The more superstars obsessed about explaining these ideas, the stronger their mental models became. Doing so at a constant rate helped them share new ideas during meetings, ask colleagues to help imagine how future conversations might unfold, or envision how a pitch should go. They could also contribute concepts for new products and ideas to sell them.
The MIT researchers calculated that getting cc’d on those early emails and building mental models eventually earned productive people an extra $10,000 (on average) each year in bonuses.
Beyond the Existing Workplace
People who can generate theories are also sought after by various companies.
Andy Billing, a VP at Electronic Arts said, “We look for people who describe their experiences as some kind of narrative. They have an instinct for connecting the dots and understanding how the world works at a deeper level. That’s who everyone tries to get.”
This means that people who keep learning don’t just do better at their work; they also grow faster in their careers.
According to Charles Duhigg, developing a habit of telling ourselves stories about what we see around sharpens our attention, improves our focus, and helps us avoid distractions.
Dozens of research papers since then have concurred with these findings.
In a nutshell, here are the five traits you should imbibe to succeed in every aspect of your life, including your career:
- Manage your attention: Your energy and attention are your most important assets. Shine them on what’s important rather than living at the mercy of your environment.
- Handle limited project: Less is more. Work on no more than five tasks. You’ll make meaningful progress in a healthy but not overwhelming load of work. (As an aside, here’s how you can say no to more projects without offending anyone.)
- Step outside your comfort zone: Sign up for projects that require you to meet new people and build new skills. The beginner’s mindset will make you thrive in the new economy.

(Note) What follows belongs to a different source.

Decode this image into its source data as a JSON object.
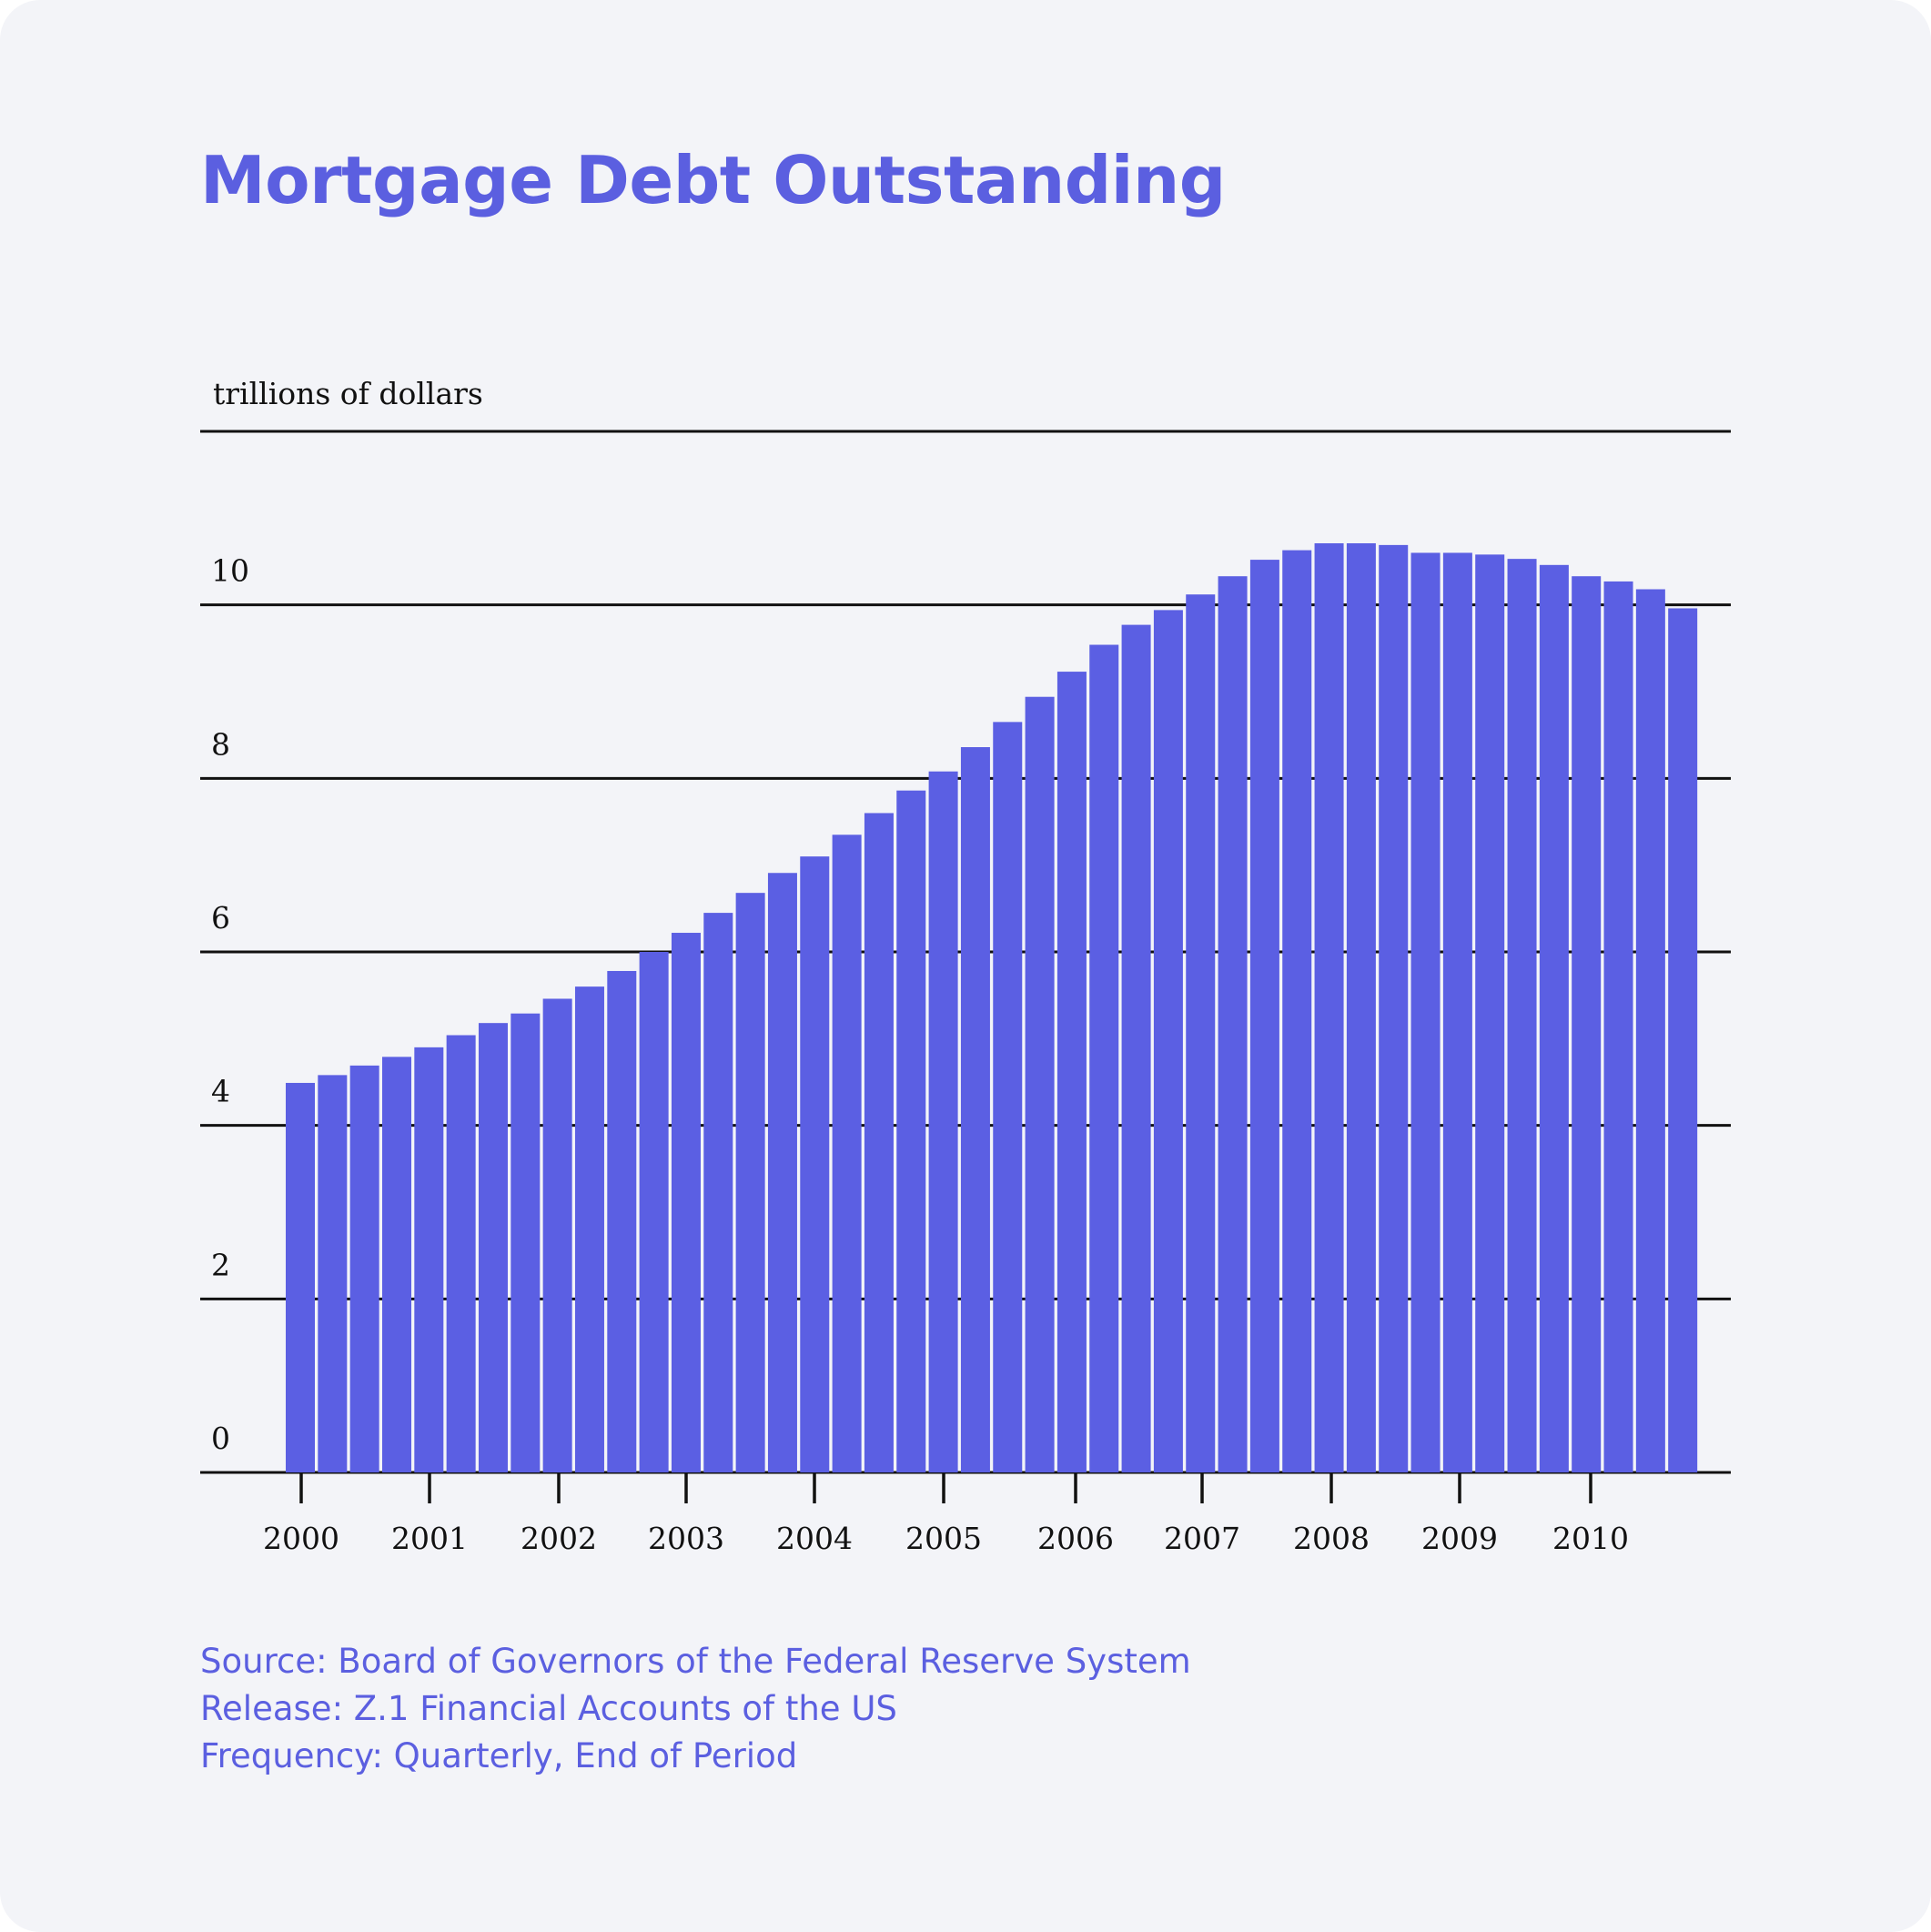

- Take calculated risks: Choose which projects you want to join during the early stages. This exposes you to new ideas early and you don’t have to fight for credit if the innovation succeeds.
- Build strong mental models: Understand how things around you function. Tell yourself stories about them and encourage people to challenge your analyses.
The industrial era demanded people to use their hands and take orders. The knowledge era demands that we use our minds and take decisions.
Nothing can stop you from achieving what you want. Go out there and build the world you want to live in.